Das Rad der Dinge

Als ich den letzten Absatz von Mein Leben als Witz gelesen hatte, war ich drauf und dran, eine neue Packung Chips aufzureißen (bildlich gesprochen). Robert Mattheis hat es hinterhältigerweise bei dem Cliffhanger belassen. (Schlau! So hält man seine Fanbase zusammen!)

„[…] ein halbes Leben mit Leid und Haß und Traum und Arbeit und Stolz, was muß man alles durchmachen, um es zu einem schönen, plausiblen, durchgearbeiteten, gepflegten Schiffbruch zu bringen […]”

„Wirkliches Leben heißt: neue Stellen zu erfinden, wo man stranden kann …”

Das lese ich beides in Der Kapitän von Roberto (Bobi) Bazlen, übersetzt von Ilse Pollack [Edit 18.12.2021. Hier irre ich, denn: „Die hier vorliegende Fassung des Textes ‚Der Kapitän‘ folgt dem deutschsprachigen Originalmanuskript, wie es dem Wieser Verlag vom Adelphi Verlag, Mailand, zur Verfügung gestellt wurde. Eigenwillige Interpunktion, Orthographie, Grammatik, Satzstellung, Semantik wurden belassen und nur an einigen Stellen, wo es die Lesbarkeit erforderte, behutsam verändert. Einzelne, wenige italienische Wörter und Sätze wurden ins Deutsche übersetzt.”] – ein herrliches, Fragment gebliebenes Buch, 1993 im Wieser Verlag von Lojze Wieser erschienen und dort immer noch lieferbar. (Lojze Wieser hatte bei den Buchmessen immer einen Schinken dabei. Wer ihn in seiner Verlagskoje besuchte, bekam von ihm persönlich eine dünne Scheibe abgeschnitten.)

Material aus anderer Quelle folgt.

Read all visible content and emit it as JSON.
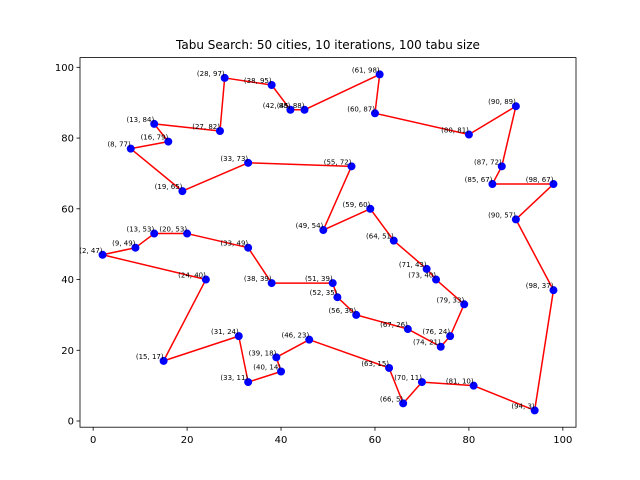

Das Nachwort der Übersetzerin – „Das Schweigen der Sirenen” – gibt Aufschluss über Bazlens literarische Vorlieben (Hauptkriterium: Originalität) und Wertmaßstäbe – „Erstmaligkeit” steht an vorderster Stelle.
Es ist sicher zehn Jahre her, dass ich das Buch gelesen habe, wahrscheinlich länger. Gestern kam es mir wieder zwischen die Finger. Vor einigen Monaten hatte ich meine italienischen Bücher ausgeräumt, um eine Treppe (trap) zu bauen, die an den Rand eines Eimers führte, in dem Futter ausgestreut war, so wollte ich eine Maus einfangen, die ich gesehen hatte oder meinte, gesehen zu haben. Vielleicht ein Phantom? – Irgendwann, eigentlich recht bald, baute ich die Treppe wieder ab und warf das Futter weg. Die Bücher räumte ich aber nicht zurück, sondern ließ sie gestapelt auf dem Boden, bis gestern.
Das Rad der Dinge – Bobi Bazlen.
Es gibt zwei Tagebücher, beide unveröffentlicht.

3 Kommentare zu „Das Rad der Dinge“

  1. Freitag war ich in der Torstraße, bei A Livraria, einer Fachbuchhandlung für spanische, portugiesische und italienische Literatur. Eine Kundin von uns interessierte sich für die italienische Ausgabe von Juli Zehs Unter Leuten, und ich hatte die Kollegin gebeten, es für uns zu bestellen. Bei der Gelegenheit suchte ich auch nach einem Buch für mich und wurde beim ersten flüchtigen Blick auf den Neuheitentisch fündig: ein hochkant, mit dem Buchrücken nach oben, stehendes Büchlein von Roberto Calasso mit dem Titel Bobi. „Das hat auf mich gewartet” (dachte ich bei mir).
    Torstraße, hat früher ein Bruder von mir mit seiner Familie gewohnt. Wir haben uns aus den Augen verloren.
    Großfamilie, denken die Leute, als hätte das etwas zu besagen. Man hat elf ältere Geschwister, der älteste Bruder vor ein paar Jahren, mit Anfang sechzig, tot umgekippt, von den anderen weiß man, dass sie irgendwo sind. Sehen tut man zwei oder drei, wechselt ein paar Worte, meidet tiefer forschende Unterhaltungen.